Drill the procedure monthly

The layers only work if operators can activate them under stress. The pre-flight checklist recommends a monthly drill per operator: run a simulator session, trigger each layer, time the response. Goal: any layer activatable within 2 seconds of recognition. Operators who can't do that get re-trained before they fly real hardware.
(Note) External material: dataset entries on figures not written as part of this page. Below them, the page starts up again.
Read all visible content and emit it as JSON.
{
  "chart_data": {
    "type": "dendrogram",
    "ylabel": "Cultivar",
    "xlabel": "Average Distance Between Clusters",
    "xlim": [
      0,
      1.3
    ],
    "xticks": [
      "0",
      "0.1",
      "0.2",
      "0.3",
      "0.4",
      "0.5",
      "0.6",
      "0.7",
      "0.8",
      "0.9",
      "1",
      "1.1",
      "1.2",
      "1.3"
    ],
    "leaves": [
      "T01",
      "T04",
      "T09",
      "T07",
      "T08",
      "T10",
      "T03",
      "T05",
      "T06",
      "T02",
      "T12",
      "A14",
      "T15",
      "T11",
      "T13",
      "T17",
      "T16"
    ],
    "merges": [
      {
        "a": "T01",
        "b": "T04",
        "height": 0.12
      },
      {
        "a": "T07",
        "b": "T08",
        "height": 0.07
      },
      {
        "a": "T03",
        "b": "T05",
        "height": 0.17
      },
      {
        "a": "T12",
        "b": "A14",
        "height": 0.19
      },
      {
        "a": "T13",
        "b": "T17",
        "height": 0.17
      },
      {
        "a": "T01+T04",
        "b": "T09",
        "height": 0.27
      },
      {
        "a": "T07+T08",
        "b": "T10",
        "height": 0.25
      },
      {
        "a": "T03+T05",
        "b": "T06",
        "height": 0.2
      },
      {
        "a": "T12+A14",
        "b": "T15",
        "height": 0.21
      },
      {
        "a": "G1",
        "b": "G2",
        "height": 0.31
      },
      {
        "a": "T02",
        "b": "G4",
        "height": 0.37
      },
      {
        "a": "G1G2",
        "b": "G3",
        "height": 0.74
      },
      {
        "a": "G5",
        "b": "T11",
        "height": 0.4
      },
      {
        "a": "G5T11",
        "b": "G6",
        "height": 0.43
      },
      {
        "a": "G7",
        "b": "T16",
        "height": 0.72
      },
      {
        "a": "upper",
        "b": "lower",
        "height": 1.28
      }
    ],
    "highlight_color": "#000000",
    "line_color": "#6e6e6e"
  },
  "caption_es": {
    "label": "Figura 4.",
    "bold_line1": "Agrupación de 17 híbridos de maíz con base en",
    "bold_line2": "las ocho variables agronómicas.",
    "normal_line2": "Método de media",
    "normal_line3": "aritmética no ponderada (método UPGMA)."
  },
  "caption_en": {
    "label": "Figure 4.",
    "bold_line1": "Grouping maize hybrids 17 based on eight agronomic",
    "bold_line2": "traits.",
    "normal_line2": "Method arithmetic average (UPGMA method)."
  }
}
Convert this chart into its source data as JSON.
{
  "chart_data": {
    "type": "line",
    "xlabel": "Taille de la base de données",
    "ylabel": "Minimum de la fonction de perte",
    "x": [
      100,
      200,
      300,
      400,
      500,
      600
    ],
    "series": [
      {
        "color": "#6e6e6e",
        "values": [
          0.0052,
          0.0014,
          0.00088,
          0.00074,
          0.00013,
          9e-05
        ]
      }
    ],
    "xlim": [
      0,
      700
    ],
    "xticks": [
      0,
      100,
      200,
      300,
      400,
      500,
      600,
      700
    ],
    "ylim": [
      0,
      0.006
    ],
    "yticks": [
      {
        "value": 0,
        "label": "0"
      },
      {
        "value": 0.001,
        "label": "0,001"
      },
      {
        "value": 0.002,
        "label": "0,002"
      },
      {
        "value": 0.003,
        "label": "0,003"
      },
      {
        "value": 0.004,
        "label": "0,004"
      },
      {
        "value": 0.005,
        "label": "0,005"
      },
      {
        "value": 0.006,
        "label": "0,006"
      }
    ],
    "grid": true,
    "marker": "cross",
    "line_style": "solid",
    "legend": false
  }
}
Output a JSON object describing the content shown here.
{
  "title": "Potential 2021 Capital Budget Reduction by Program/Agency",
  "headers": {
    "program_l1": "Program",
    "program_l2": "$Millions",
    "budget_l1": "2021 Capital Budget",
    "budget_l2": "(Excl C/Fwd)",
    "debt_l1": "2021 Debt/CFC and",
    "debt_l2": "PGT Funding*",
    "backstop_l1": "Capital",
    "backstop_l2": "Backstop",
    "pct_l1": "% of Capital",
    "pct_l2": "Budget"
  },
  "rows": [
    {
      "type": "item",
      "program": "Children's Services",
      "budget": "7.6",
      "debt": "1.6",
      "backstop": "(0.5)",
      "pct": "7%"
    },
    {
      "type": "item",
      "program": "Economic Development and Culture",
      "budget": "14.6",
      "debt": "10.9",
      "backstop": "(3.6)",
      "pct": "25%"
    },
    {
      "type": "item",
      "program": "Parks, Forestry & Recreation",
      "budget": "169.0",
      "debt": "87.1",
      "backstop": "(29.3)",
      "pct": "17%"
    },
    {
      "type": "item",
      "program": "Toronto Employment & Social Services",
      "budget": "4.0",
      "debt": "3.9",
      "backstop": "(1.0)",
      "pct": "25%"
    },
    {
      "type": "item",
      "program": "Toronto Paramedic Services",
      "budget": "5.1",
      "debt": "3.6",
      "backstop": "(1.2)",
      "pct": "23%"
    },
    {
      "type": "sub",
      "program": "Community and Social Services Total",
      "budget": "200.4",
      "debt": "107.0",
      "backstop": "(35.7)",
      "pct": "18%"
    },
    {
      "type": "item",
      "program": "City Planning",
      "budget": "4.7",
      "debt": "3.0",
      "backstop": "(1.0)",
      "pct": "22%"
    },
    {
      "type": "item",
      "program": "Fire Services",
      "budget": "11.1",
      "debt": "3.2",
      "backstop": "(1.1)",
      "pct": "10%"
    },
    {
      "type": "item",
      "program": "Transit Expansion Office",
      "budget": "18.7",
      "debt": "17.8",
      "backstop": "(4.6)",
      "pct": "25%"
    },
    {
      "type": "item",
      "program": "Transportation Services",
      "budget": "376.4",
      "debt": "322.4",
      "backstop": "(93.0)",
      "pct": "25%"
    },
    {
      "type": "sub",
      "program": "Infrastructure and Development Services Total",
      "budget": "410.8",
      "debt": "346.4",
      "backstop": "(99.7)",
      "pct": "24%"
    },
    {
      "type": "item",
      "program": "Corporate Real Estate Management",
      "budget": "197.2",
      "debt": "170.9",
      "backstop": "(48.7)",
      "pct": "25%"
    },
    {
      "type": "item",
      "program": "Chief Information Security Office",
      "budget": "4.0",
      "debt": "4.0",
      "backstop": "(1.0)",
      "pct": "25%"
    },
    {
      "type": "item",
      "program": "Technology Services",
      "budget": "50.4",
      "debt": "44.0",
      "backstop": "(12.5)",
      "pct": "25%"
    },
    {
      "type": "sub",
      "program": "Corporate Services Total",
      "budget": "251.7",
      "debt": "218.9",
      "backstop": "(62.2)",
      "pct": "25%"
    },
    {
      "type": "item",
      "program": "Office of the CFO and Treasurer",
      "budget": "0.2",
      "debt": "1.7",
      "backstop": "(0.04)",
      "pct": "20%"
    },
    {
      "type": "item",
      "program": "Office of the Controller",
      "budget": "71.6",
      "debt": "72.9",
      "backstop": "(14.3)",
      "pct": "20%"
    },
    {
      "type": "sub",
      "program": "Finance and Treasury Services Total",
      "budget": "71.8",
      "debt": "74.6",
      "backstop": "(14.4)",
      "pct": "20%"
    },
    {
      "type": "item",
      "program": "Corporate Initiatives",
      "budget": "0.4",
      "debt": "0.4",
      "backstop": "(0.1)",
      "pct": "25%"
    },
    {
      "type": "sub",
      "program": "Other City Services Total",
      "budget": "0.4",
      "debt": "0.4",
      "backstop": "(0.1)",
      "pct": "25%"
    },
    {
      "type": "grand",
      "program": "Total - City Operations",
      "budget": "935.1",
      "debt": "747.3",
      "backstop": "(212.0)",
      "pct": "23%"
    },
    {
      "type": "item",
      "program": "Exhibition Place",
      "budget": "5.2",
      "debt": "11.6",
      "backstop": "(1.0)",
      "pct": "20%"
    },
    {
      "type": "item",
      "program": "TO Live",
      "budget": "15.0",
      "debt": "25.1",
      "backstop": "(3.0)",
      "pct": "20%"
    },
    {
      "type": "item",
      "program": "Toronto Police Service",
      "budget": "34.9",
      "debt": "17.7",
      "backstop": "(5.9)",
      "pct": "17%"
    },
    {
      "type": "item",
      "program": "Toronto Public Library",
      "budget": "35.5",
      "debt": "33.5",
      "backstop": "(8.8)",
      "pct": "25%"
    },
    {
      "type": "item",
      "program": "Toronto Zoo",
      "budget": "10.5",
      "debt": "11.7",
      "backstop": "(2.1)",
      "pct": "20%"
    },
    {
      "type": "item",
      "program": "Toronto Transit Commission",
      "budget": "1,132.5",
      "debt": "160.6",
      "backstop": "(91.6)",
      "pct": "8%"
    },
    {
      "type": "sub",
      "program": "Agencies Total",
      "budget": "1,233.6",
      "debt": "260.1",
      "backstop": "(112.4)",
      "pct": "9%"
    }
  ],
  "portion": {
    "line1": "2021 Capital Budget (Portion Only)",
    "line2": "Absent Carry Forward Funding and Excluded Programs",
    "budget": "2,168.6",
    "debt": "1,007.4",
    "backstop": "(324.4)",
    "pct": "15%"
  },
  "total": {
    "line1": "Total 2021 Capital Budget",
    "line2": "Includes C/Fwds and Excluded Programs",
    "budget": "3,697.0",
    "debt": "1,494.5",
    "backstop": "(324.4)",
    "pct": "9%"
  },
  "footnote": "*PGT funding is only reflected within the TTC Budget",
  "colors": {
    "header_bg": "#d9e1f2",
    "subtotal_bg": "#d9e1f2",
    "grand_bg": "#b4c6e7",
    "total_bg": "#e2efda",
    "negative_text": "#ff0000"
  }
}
Gov and defence procurement reviewers tend to ask for the drill cadence specifically — "how often do your operators practice emergency procedures?" The answer "monthly, with timestamped sim logs" is a different answer from "whenever they feel like it". We bake the cadence into the checklist so customers can adopt it without inventing one themselves.

What it doesn't do

Three layers of safety do not replace good mission planning, good airmanship, or good judgement about when not to fly. Every layer is a failure-response mechanism, not a prevention mechanism. The Pre-Flight Health Panel (eight automated checks + AI-assisted go/no-go) is the prevention layer — it stops missions that shouldn't be launched in the first place. The three kill layers are what catches the ones that do launch and go wrong.

The procurement question isn't just "how do you stop it?" It's "how many independent ways can you stop it, and have you tested them recently?" For Overwatch, the answer is three and yes.